Review of Blood Sucking Freaks (1976) by Al M — 10 Aug 2010
Blood Sucking Freaks is a difficult film to rate because it is a rather repulsive piece of B-movie exploitation that uses sex and torture for no reason other than titillation. Essentially, the film is ripoff/remake of Herschell Gordon Lewis's splatter-classic The Wiard of Gore, which is a film that is as profoundly terribly as it is groundbreakingly enjoyable.

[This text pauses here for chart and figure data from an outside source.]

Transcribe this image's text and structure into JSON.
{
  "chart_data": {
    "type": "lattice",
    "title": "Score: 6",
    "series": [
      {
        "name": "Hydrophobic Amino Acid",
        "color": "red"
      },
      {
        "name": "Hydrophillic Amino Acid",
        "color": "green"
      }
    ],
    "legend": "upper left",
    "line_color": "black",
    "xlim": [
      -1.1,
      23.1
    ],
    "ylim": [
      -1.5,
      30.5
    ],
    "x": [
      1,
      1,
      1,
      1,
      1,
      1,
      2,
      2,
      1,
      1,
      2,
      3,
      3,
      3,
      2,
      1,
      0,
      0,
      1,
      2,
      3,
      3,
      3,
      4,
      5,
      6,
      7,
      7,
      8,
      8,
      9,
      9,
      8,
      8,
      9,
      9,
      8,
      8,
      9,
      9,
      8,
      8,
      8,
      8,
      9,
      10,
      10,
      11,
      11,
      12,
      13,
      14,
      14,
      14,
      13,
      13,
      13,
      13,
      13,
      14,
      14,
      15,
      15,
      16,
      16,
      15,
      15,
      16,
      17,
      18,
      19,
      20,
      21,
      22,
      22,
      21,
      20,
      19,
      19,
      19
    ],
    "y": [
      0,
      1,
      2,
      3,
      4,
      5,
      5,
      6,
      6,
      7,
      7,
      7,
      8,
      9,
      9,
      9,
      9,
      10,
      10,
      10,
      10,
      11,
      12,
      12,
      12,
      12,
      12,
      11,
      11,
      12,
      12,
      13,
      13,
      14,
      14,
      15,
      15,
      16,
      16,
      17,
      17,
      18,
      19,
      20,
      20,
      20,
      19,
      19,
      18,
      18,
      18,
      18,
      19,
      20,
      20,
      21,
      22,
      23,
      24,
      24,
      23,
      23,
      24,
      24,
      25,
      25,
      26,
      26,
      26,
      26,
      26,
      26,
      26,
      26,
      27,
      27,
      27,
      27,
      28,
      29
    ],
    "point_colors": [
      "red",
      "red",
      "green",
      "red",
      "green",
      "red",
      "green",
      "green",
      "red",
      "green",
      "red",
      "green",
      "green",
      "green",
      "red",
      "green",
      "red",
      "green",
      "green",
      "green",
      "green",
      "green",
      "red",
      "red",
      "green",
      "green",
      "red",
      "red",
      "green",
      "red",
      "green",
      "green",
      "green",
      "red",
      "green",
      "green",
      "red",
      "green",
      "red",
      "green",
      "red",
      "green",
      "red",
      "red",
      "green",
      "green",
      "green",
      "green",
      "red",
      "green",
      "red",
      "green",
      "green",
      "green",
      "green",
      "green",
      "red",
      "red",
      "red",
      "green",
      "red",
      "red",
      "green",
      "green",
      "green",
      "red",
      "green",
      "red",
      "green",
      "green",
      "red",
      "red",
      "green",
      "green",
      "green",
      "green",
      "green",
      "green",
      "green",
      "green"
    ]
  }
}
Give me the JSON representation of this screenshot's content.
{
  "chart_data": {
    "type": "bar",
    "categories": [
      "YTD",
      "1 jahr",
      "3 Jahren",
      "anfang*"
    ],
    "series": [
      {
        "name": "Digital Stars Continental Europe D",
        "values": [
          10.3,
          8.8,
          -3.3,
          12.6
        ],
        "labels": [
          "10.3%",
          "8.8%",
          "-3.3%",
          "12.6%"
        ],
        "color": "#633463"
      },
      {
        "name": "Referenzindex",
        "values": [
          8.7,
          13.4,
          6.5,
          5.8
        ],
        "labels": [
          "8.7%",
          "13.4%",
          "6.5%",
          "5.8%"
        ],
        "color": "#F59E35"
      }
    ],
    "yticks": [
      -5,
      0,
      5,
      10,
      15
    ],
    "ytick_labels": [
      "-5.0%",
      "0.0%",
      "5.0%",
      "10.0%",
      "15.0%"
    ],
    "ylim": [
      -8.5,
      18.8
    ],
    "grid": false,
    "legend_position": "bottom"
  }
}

Reed's film takes the basic premise of the film and opens with it and then turns his story into a Sadean tale of white slavery, sado-masochism, and mutilation. Except, unlike de Sade, Reed's film has no point--it is a purely exploitational piece of cinema that parades a stream of naked, young women before the camera who are subsequently abused, degraded, tortured, and killed.
Like H.G. Lewis's work, it is film that is meant to be enjoyed on purely sensual and silly level without any underlying themes. And taken in such a context it succeeds, but Reed's film for some reason left me feeling dirtier than Lewis's original, probably because it features such a constant stream of nudity and degradation.
In summation, Blood Sucking Freaks is a film that will most likely only be enjoyed by fans of gore and exploitation cinema.
This review of Blood Sucking Freaks (1976) was written by Al M on 10 Aug 2010.
Blood Sucking Freaks has generally received mixed reviews.